Re: [Tooling] [isocpp-modules] Dependency information for module-aware build tools

From: Ben Boeckel <ben.boeckel_at_[hidden]>
Date: Thu, 7 Mar 2019 11:13:35 -0500
On Thu, Mar 07, 2019 at 10:59:20 -0500, Tom Honermann wrote:
> For example, consider a file name consisting of the octets { 0x86, 0x89,
> 0x93, 0x85, 0x59 }. In EBCDIC code page 37, this denotes a file name
> "fileß", but in EBCDIC code page 273 denotes "file~". The suggestion
> then is, when generating the JSON file, if the current locale setting is
> CP37, to use the UTF-8 encoded name "fileß" as a normal JSON string.
> Tools consuming the file would then have to transcode the UTF-8 provided
> name back to the original locale to open the file.

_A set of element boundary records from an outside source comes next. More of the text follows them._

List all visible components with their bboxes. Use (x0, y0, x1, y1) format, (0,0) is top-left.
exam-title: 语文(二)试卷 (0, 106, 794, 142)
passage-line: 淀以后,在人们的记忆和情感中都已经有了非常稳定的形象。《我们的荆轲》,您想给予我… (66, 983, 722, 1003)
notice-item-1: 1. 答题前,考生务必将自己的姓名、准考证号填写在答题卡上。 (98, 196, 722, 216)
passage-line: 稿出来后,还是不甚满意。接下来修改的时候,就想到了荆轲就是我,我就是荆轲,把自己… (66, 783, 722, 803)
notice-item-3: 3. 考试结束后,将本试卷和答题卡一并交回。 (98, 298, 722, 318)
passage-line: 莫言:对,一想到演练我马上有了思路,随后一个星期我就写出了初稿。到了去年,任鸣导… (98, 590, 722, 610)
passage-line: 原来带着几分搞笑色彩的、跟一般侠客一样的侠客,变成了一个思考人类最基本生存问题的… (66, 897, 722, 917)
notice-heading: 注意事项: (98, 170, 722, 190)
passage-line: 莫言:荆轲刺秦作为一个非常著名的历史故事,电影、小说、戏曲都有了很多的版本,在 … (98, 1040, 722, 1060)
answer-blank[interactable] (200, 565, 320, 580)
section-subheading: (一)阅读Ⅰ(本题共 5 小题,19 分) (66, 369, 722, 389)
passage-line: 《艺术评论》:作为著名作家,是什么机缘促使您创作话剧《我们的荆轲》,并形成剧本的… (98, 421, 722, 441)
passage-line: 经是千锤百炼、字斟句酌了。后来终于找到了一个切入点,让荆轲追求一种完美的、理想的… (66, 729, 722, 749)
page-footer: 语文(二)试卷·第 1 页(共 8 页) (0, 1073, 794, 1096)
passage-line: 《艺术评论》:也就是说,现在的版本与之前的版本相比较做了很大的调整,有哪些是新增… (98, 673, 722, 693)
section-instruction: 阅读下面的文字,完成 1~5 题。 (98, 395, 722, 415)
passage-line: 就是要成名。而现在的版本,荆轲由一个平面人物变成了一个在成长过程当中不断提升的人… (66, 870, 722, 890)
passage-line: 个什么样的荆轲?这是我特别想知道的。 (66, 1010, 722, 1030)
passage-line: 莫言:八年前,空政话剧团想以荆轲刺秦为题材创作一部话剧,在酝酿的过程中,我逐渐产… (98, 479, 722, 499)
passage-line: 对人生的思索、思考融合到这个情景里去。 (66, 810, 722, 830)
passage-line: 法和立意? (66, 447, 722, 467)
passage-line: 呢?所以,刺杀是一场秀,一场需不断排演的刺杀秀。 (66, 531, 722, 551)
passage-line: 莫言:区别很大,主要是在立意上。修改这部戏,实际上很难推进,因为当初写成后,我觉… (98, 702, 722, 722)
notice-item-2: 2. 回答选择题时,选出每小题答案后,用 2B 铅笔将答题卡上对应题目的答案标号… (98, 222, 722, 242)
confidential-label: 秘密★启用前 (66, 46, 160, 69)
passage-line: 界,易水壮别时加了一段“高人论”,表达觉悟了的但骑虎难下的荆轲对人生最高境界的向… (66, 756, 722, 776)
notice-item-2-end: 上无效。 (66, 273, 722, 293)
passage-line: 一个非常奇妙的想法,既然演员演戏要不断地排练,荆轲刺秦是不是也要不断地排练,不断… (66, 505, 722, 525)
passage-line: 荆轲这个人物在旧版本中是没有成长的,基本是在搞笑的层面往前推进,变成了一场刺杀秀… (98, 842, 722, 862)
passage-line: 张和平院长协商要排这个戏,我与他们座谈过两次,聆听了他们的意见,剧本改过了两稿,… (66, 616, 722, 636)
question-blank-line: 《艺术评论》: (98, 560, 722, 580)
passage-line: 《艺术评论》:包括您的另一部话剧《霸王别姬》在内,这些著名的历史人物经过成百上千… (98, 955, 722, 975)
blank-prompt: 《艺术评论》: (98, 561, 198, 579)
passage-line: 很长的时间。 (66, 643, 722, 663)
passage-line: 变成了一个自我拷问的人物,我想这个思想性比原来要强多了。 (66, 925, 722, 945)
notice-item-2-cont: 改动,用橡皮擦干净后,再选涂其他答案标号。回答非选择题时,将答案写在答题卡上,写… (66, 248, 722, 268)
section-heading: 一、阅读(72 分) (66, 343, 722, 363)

This would require build tools to do more than "just" sling strings
around. iconv is not a light dependency… It also means that compilers
can't do the (trivial) `is_valid_utf8` check and instead have to also do
transcoding. And know the name of the encoding used. On Linux, you don't
have that information at all. For example, my locale is all
`en_US.UTF-8`, but nothing stops me from having a Shift-JIS filename
anywhere (and I do have a few in archives of mid-2000-era software). How
is a compiler supposed to know what the encoding of `readdir->d_name` is
here?

> Previously, I had suggested that the locales must match for the producer
> and consumer and that it be UB otherwise (effectively leading to file
> not found errors). However, I think it would be better to store the
> encoding used to interpret the file name at generation time (if it isn't
> UTF-8) in the file to allow tools to accurately reverse the UTF-8
> encoding. The supported encodings and the spelling of their names
> would, of course, be implementation/platform defined.

Build tools already have enough things to worry about. Transcoding and
code pages is not something I want a /dependency file format/ to require
them to handle.

> On 3/7/19 10:30 AM, Ben Boeckel wrote:
> > Note that if you'd like to have a readable filename, adding it as a
> > `_readable` key with a human-readable utf-8 transcoding to the filename
> > would be supported (see my message with the JSON schema bits from
> > yesterday).
>
> That seems reasonable to me for file names that really can't be
> represented as UTF-8, but seems like noise otherwise. In other words, I
> think we should try to minimize use of raw8, raw16, etc... where possible.

Then we should probably look for a core format that doesn't require
UTF-8 and intead supports byte arrays natively (effectively making it a
binary format as far as text editors are concerned).

--Ben

Received on 2019-03-07 17:13:49